Avant d’arriver au village de Rochemaure sur la rive droite du Rhône, presque vis-à-vis de Montélimart, mes yeux cherchaient les célèbres aiguilles de basalte. Tout à coup nous les avons aperçues fort distinctement. Elles sont isolées, assez rapprochées les unes des autres, et rangées à peu près en ligne droite. Dans le fait, elles sont détachées de la montagne Calcaire contre laquelle, de loin, elles semblent collées. Cette montagne est couverte de vignobles et d’oliviers toujours verts ; il y a même des prairies dans le bas, et la vue qu’on a de ce lieu est, dit-on, fort agréable. Le magnifique Rhône sur le premier plan et les Alpes du Dauphiné dans le lointain.

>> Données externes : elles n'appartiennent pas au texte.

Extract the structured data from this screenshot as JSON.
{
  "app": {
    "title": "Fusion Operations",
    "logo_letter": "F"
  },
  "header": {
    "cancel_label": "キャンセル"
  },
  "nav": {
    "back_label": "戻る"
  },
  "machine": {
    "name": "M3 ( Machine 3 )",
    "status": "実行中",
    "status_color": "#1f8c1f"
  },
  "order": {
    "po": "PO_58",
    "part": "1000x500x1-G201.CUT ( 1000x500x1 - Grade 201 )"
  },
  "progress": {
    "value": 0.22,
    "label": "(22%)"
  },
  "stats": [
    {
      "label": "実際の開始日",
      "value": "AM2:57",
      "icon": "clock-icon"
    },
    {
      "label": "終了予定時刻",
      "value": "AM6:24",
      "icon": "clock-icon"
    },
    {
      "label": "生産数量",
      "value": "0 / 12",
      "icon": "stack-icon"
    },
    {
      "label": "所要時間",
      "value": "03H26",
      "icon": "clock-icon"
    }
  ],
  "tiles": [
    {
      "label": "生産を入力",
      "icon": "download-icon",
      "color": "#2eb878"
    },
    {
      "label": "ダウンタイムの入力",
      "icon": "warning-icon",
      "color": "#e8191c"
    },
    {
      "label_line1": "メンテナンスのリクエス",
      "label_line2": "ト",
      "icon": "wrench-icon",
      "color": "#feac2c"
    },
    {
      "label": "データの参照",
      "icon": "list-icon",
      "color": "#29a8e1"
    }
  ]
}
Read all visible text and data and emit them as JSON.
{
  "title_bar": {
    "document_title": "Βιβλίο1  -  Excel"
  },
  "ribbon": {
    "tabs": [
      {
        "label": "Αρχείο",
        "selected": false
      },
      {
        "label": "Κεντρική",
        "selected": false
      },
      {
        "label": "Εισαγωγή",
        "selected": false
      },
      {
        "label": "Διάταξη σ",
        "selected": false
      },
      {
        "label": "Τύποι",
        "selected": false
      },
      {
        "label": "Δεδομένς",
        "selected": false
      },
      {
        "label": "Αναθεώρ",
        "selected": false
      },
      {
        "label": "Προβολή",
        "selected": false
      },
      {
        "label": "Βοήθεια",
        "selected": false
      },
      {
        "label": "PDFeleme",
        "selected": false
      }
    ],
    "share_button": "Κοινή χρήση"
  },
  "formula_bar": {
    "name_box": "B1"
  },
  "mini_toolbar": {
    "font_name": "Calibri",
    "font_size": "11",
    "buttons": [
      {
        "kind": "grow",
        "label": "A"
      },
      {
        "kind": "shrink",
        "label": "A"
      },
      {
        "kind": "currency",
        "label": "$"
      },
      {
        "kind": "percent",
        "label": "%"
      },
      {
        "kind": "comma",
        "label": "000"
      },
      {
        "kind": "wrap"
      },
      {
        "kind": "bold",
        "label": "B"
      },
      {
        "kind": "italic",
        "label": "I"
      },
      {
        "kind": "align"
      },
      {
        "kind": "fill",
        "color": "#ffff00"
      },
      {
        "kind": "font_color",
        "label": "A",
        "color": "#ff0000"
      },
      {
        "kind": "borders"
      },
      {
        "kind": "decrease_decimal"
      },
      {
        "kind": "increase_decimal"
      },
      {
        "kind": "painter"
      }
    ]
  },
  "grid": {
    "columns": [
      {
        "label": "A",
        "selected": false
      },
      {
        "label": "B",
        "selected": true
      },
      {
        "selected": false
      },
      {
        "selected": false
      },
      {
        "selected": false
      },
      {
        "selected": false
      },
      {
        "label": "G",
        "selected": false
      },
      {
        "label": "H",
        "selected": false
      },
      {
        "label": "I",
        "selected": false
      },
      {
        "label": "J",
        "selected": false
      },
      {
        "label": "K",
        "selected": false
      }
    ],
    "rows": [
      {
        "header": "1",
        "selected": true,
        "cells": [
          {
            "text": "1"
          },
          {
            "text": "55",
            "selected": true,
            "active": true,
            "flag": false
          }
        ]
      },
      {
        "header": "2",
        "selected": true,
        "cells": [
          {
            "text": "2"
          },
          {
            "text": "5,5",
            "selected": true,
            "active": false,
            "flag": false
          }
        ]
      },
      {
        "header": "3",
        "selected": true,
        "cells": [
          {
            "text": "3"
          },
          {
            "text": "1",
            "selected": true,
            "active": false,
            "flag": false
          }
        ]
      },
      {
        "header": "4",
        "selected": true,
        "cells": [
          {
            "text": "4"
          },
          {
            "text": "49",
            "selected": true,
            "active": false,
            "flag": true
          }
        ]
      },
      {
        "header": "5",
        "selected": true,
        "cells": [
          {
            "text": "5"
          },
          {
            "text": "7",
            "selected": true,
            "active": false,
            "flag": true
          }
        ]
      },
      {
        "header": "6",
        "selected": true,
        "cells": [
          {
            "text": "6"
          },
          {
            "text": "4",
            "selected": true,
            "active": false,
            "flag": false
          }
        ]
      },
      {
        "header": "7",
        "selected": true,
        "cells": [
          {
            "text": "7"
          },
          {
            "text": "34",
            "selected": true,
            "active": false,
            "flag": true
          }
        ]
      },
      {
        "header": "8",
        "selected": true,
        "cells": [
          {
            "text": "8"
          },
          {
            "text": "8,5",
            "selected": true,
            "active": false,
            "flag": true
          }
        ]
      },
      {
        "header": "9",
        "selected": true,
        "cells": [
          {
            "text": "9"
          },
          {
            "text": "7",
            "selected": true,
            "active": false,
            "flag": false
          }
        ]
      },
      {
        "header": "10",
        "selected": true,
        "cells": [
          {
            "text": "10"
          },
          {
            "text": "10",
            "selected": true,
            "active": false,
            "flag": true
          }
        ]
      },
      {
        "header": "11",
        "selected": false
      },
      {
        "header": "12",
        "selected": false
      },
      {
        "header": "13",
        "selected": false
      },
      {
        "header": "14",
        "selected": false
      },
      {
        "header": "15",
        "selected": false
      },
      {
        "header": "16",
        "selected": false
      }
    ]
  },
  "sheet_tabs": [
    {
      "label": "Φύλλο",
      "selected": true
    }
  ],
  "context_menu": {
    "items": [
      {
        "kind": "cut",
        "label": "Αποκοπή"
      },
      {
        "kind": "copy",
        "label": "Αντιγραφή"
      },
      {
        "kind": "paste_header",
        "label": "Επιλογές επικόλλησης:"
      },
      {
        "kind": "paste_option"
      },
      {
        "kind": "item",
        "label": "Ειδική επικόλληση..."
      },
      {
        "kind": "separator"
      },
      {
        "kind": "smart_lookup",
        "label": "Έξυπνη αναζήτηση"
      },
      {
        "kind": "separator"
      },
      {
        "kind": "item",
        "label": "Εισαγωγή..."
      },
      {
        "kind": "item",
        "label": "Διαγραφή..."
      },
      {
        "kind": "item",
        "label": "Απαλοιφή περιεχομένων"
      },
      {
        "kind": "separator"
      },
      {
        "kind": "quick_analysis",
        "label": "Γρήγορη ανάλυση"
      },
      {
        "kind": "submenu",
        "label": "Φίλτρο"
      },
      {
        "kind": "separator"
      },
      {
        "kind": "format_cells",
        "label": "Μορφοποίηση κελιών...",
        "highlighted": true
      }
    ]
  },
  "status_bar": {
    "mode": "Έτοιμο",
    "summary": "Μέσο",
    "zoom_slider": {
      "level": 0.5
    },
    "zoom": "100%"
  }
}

La plus élevée de ces aiguilles a trois cents pieds et passe pour inaccessible. La vue de ces beaux produits volcaniques anime tout le paysage. Nous avons vu de loin les deux cratères de Rochemaure et de Chenavari. Plût à Dieu que quelqu’un de ces grands volcans du Vivarais se remît à jeter des flammes !

Le Vésuve fut une fois huit ou dix siècles sans donner signe de vie ; il ne recommença, au grand étonnement de tous, qu’en l’an 79 de J. C, lors de l’éruption qui étouffa Pline.

Voici qui tient du miracle : à trois heures sonnantes, on amarre, un peu au-dessus des ruines du fameux pont d’Avignon, ce bateau qui, ce matin à cinq heures, à quitté Lyon. Cela fait plus de six lieues à l’heure ; car l’on compte par terre soixante lieues et demie de Lyon à Avignon. De plus le bateau s’arrête fort souvent pour prendre et débarquer des voyageurs, et l’on ralentit un peu sa marche au moment où l’on glisse sous une foule de jolis ponts suspendus.

Nous avons eu l’honneur de passer sous le pont Saint-Esprit, qui a une fort mauvaise réputation. On dit que trente personnes s’y sont noyées l’an passé ; trente, en style provençal, veut dire dix tout au plus : mais c’est encore trop, et le gouvernement devrait faire arracher une pile, au moyen de quoi on aurait une arche marinière assez large ; il ne faudrait pour cela que quelques mines sous l’eau, comme je l’ai vu pratiquer aux colonies.

Notre bateau a passé fort rapidement sous ce pont terrible, et immédiatement après on l’a fait dévier à droite en formant un angle de cinquante degrés peut-être avec sa direction première. À un pied de notre bord, pas plus, il y avait un banc de sable s’élevant au-dessus de l’eau de quelques pouces seulement ; mais du train dont nous allions il nous eût brisés. Ces bancs changent à toutes les grandes crues du fleuve, de là le talent des pilotes.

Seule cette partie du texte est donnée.